A very important folder or partition. This folder contains crucial information to boot up your system. Usually the kernel and initramfs reside here. You don’t want to mess around with this unless you exactly know what you’re doing. You’ll damage your system quite effectively if you manage to accidentally delete something here. Staying away from it is usually good practice.

  • /lib folder

This folder contains various important system libraries. Kernel libraries and driver libraries are part of that so be careful in there. There are certain situations that require some modifications in this folder, for example if you’ve got a system that’s supporting multiple architectures (i386 and AMD64) and need to symbolically link some 32 bit libraries to their 64 bit counterpart. Otherwise just stay away from this system folder.

  • /opt folder

This folder holds optional files and folders for optional apps and services. I’ve not used this folder in any problem solving occasion neither have I had to mess around in it so leave it for what it is. I bet it’s also empty on your Debian 8 setup.

  • /mnt folder

This is usually a good place to mount various storage media, if you have a lot of storage media that need to be mounted. Linux doesn’t care where in the file-system you mount a storage media but this folder is there just to make mounting storage media a whole lot more easy. It’s good practice to mount hard drives or network drives here. Just create a folder and mount a storage media on it.

  • /media folder

The Debian system usually mounts USB thumb drives or external hard-drives in here when it’s plugged in and detected. You can also mount stuff here instead of /mnt. You should be careful to unmount usb drives before unplugging but other than that you’re safe from mistakes in this folder.

  • /srv folder 

It’s used to store service data, however I bet it’s empty on your system.
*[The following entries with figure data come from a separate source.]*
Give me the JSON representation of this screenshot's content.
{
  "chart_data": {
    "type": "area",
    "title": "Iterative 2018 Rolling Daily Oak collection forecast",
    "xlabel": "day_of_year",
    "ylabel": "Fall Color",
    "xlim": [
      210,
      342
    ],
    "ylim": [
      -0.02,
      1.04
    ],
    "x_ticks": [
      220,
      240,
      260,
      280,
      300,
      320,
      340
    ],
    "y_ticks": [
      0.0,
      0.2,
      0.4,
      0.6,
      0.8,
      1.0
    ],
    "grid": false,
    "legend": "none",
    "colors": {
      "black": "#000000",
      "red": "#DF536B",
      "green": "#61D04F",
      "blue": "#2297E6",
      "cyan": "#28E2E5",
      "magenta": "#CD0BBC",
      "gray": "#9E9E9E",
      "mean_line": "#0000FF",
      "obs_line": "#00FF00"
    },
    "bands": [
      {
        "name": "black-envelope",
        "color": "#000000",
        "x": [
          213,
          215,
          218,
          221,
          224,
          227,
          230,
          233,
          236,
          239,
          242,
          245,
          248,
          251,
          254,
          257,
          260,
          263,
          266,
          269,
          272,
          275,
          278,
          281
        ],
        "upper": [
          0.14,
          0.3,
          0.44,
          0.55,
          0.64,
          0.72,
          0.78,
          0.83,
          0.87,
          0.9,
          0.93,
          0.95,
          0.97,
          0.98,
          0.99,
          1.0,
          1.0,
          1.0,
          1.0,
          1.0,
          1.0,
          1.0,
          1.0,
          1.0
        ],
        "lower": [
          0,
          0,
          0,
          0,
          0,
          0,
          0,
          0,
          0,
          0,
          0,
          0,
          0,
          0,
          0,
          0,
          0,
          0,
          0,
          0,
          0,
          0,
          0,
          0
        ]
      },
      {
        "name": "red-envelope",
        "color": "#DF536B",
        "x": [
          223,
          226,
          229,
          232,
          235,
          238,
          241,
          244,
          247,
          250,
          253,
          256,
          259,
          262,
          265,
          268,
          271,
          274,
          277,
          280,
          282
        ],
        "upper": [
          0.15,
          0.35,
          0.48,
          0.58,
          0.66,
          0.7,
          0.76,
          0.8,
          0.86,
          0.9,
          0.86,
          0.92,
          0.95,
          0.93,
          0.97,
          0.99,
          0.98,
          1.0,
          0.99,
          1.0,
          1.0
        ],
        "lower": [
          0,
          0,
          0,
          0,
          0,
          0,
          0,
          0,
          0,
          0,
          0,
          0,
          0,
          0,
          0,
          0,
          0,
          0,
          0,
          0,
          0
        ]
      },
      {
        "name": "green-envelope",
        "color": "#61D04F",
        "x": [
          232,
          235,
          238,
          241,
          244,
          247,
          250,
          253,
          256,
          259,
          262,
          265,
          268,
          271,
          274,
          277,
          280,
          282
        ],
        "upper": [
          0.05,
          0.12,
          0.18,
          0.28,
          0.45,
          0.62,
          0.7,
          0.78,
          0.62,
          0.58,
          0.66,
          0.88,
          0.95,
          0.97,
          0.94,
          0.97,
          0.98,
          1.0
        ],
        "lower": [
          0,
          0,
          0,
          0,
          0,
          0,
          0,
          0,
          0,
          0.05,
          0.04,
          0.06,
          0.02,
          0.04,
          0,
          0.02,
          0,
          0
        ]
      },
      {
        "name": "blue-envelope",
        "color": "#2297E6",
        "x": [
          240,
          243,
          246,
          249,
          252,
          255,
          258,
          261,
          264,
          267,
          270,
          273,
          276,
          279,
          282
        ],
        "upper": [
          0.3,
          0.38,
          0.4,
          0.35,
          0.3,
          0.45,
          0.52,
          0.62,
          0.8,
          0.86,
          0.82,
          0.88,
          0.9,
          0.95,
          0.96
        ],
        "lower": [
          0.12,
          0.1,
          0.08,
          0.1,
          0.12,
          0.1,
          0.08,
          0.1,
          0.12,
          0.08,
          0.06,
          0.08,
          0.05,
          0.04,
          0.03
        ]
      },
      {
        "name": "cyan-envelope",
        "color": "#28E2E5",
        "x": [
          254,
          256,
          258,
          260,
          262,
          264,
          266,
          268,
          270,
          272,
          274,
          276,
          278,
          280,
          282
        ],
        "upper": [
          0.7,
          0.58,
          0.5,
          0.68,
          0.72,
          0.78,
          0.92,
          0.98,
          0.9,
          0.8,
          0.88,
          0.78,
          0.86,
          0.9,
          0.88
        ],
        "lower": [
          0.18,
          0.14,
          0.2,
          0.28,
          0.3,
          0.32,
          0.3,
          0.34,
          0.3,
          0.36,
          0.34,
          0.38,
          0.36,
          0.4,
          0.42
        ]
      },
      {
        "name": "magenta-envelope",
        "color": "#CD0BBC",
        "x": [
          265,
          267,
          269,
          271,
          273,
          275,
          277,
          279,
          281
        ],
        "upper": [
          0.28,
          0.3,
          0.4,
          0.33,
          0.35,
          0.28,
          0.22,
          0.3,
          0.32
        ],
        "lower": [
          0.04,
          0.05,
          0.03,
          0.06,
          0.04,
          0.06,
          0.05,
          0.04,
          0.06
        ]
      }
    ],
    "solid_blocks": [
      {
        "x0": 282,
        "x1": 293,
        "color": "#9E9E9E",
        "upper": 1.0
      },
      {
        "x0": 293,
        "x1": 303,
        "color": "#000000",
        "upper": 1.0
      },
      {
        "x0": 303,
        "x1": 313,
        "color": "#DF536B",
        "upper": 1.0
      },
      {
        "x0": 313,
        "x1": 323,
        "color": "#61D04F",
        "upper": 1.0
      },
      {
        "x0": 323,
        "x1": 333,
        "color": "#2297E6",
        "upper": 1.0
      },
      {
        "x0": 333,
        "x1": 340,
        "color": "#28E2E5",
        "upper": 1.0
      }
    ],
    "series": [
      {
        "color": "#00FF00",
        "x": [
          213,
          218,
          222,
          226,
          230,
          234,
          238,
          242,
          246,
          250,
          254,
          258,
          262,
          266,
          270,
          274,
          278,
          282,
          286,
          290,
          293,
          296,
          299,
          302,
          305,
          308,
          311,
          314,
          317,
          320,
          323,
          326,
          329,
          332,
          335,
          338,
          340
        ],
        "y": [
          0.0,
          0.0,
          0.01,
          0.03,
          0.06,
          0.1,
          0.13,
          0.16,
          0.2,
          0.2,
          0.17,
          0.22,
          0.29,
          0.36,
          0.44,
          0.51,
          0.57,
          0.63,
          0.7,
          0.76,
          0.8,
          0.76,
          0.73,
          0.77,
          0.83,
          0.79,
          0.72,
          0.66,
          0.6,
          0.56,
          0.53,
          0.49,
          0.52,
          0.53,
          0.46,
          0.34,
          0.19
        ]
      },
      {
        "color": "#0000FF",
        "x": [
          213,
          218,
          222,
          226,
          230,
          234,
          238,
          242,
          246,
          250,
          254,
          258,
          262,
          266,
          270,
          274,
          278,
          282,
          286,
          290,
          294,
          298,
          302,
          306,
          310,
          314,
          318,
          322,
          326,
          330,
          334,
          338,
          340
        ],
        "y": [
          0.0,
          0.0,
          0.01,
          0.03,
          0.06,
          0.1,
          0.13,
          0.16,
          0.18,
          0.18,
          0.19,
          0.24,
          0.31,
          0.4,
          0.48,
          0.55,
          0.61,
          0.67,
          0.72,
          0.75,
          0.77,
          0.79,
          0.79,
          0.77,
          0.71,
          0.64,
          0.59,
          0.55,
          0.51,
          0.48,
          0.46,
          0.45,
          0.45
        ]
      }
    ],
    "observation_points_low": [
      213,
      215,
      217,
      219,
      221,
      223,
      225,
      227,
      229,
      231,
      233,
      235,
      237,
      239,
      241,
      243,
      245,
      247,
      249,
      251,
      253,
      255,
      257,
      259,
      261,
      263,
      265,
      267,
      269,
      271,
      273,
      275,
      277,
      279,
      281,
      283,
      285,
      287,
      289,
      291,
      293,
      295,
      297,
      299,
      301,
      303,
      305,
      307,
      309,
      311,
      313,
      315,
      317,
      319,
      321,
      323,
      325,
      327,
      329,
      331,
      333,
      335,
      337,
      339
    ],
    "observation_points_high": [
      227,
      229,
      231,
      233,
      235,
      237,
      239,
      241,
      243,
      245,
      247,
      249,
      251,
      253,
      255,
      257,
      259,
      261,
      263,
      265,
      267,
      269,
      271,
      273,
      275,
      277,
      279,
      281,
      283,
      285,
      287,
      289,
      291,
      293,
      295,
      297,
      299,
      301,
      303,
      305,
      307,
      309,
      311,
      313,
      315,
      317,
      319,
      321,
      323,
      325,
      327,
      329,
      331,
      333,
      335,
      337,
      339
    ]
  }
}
I also have no further idea as to why this folder exist. The fact that it’s empty on my system and probably any other regular system tells me that this folder isn’t really that important for now. just leave it and don’t use it, it’s only consuming an insignificant 4Kbyte of space so don’t even bother deleting it.


You should now have a very basic understanding of the root directory structure of a Linux distribution. Your homework assignment is to navigate a little bit through this direcotry-structure to familiarize yourself with the files that are inside. Don’t do anything with the files as you may damage your system if you don’t know what you’re doing. Click here if you want to learn how to navigate through the directory structure by learning some basic commands.

Good luck and have fun. As always thank you for reading my articles.